The province of Pediada hosts one of the most important religious parks in Crete, with numerous painted temples and deserted monasteries scattered all around. Prominent in number and aesthetic value of monuments is the area around today's Episkopi, which was the seat of the Diocese as its name reveals.
On the road connecting the settelments Galifa and Episkopi we meet a small single-room vaulted church dedicated to the Transfiguration of Christ. The temple dates back from the 14th century and its interior bears frescoes in poor condition.
One of the many churches in the village Episkopi is that of Michael the Archangel. The temple was probably originally dedicated to the Synaxis of the Archangels Michael and Gabriel (celebr. Nov 8), as they both are illustrated with an embossed halo.
At the highest point of the deserted village Kato Astrakoi we still see the imposing temple of Saint George Vourvoulitis, which unfortunately is now dilapidated. The temple was built on the site of an early Christian Basilica. Next to the church, at the point where we see currently the pipes for the irrigation of the surrounding fields, there was the spring of "holy water of Saint George".
The wider area of Voritsi, province Pediada, was an important center of ascetism especially during the Venetian period. One of the most important monasteries was that of Saint George Kavos (Agios Georgios), which was built on a site with panoramic view. Today one can see the remains of cells and the well preserved church, which has a nave intersected by another.
On November 3rd, every year, Cretans celebrate St. George Methystis (i.e. St George that makes people drunk). On that day they first open the barrels and taste the new wine made of the grapes were collected two months ago. Normally Saint George is celebrated on April 23 every year, but because he was always put in a special place in the hearts of the Greeks they gave the advantage to be honored twice a year.

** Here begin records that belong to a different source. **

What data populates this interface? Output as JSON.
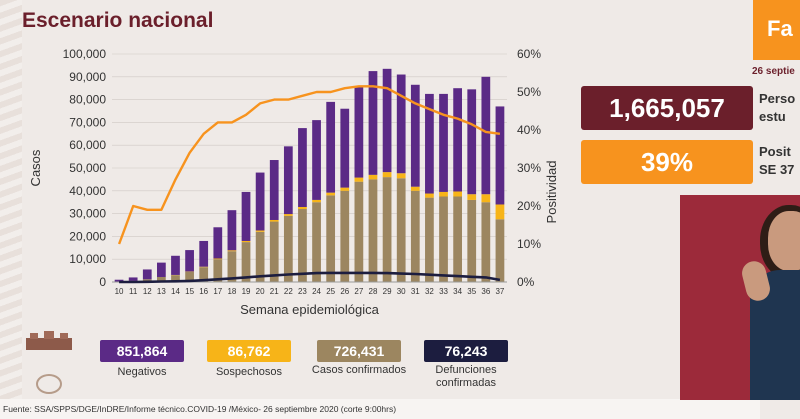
{
  "title": "Escenario nacional",
  "chart_data": {
    "type": "bar",
    "stacked": true,
    "xlabel": "Semana epidemiológica",
    "ylabel": "Casos",
    "y2label": "Positividad",
    "ylim": [
      0,
      100000
    ],
    "y2lim": [
      0,
      60
    ],
    "yticks": [
      "0",
      "10,000",
      "20,000",
      "30,000",
      "40,000",
      "50,000",
      "60,000",
      "70,000",
      "80,000",
      "90,000",
      "100,000"
    ],
    "y2ticks": [
      "0%",
      "10%",
      "20%",
      "30%",
      "40%",
      "50%",
      "60%"
    ],
    "categories": [
      "10",
      "11",
      "12",
      "13",
      "14",
      "15",
      "16",
      "17",
      "18",
      "19",
      "20",
      "21",
      "22",
      "23",
      "24",
      "25",
      "26",
      "27",
      "28",
      "29",
      "30",
      "31",
      "32",
      "33",
      "34",
      "35",
      "36",
      "37"
    ],
    "series": [
      {
        "name": "Casos confirmados",
        "kind": "bar",
        "color": "#9c8660",
        "values": [
          100,
          500,
          1200,
          2200,
          3000,
          4500,
          6500,
          10000,
          13500,
          17500,
          22000,
          26500,
          29000,
          32000,
          35000,
          38000,
          40000,
          44000,
          45000,
          46000,
          45500,
          40000,
          37000,
          37500,
          37500,
          36000,
          35000,
          27500
        ]
      },
      {
        "name": "Sospechosos",
        "kind": "bar",
        "color": "#f7b418",
        "values": [
          0,
          0,
          0,
          0,
          100,
          100,
          200,
          300,
          400,
          500,
          600,
          700,
          800,
          900,
          1000,
          1200,
          1400,
          1800,
          2000,
          2200,
          2200,
          1800,
          1800,
          2000,
          2200,
          2500,
          3500,
          6500
        ]
      },
      {
        "name": "Negativos",
        "kind": "bar",
        "color": "#5b2a86",
        "values": [
          900,
          1500,
          4300,
          6300,
          8400,
          9400,
          11300,
          13700,
          17600,
          21500,
          25400,
          26300,
          29700,
          34600,
          35000,
          39800,
          34600,
          39700,
          45500,
          45300,
          43300,
          44700,
          43700,
          43000,
          45300,
          46000,
          51500,
          43000
        ]
      },
      {
        "name": "Defunciones confirmadas",
        "kind": "line",
        "color": "#1c1d3f",
        "values": [
          0,
          0,
          100,
          200,
          300,
          500,
          800,
          1200,
          1600,
          2000,
          2500,
          2900,
          3300,
          3600,
          3900,
          4000,
          4000,
          4000,
          4000,
          3900,
          3700,
          3500,
          3200,
          2900,
          2600,
          2300,
          2000,
          900
        ]
      },
      {
        "name": "Positividad",
        "kind": "line",
        "axis": "y2",
        "color": "#f7931e",
        "values": [
          10,
          20,
          19,
          19,
          27,
          34,
          39,
          42,
          42,
          44,
          47,
          48,
          48,
          49,
          50,
          50,
          51,
          51.5,
          51.5,
          51,
          49,
          47,
          45.5,
          44,
          43,
          41.5,
          39.5,
          39
        ]
      }
    ]
  },
  "legend": [
    {
      "value": "851,864",
      "label": "Negativos",
      "color": "#5b2a86"
    },
    {
      "value": "86,762",
      "label": "Sospechosos",
      "color": "#f7b418"
    },
    {
      "value": "726,431",
      "label": "Casos confirmados",
      "color": "#9c8660"
    },
    {
      "value": "76,243",
      "label": "Defunciones confirmadas",
      "color": "#1c1d3f"
    }
  ],
  "side": {
    "header": "Fa",
    "date": "26 septie",
    "studied_value": "1,665,057",
    "studied_text_1": "Perso",
    "studied_text_2": "estu",
    "positivity_value": "39%",
    "positivity_text_1": "Posit",
    "positivity_text_2": "SE 37"
  },
  "footer": "Fuente: SSA/SPPS/DGE/InDRE/Informe técnico.COVID-19 /México- 26 septiembre 2020 (corte 9:00hrs)"
}
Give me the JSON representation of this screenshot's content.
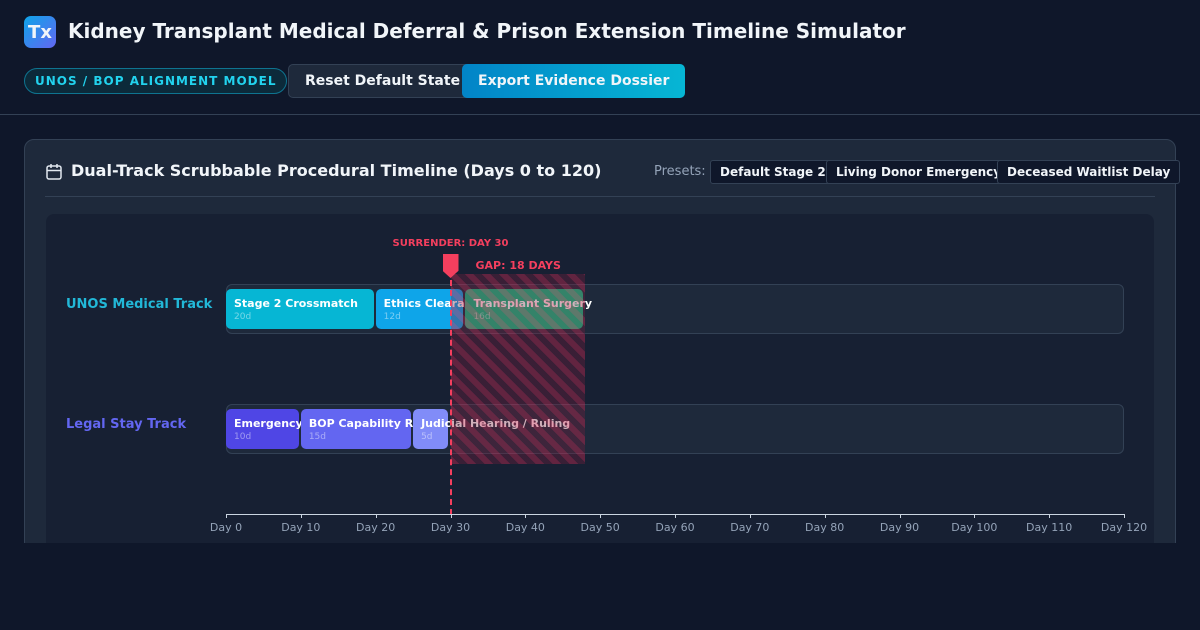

Very close to the former monastery of Prophet Elias and just below the ancient citadel of Smari, still survives the simple single-nave church dedicated to the Transfiguration of Christ the Saviour. The interior bears frescoes dating back from the 14th century. Among the frescoes we still discern scenes from the twelve major Christian feasts of the year, various saints, officiating prelates and Supplication.
Below the citadel (Acropol) of Smari there is a water spring and the former small monastery of Prophet Elias (Profitis Ilias). The view from this point to Smari valley is unique and geological formations around the monastery are really impressive. Inside the sanctuary of the temple there is the spring, which obviously watered the ancient city and turned the inhospitable rocky hill to fertile crops.
A few meters north of Aitania village starts an impressively steep downhill dirt road leading to the church of Agia Paraskevi. Agia Paraskevi is located in a valley of incredible beauty filled with ancient tall cypress trees that dominate throughout the region. Just below the small chapel, before water drilling changed the underwater water level, there was a sping called Lazarakis which has now dried up. The church of Agia Paraskevi, despite its small size has an impressive history.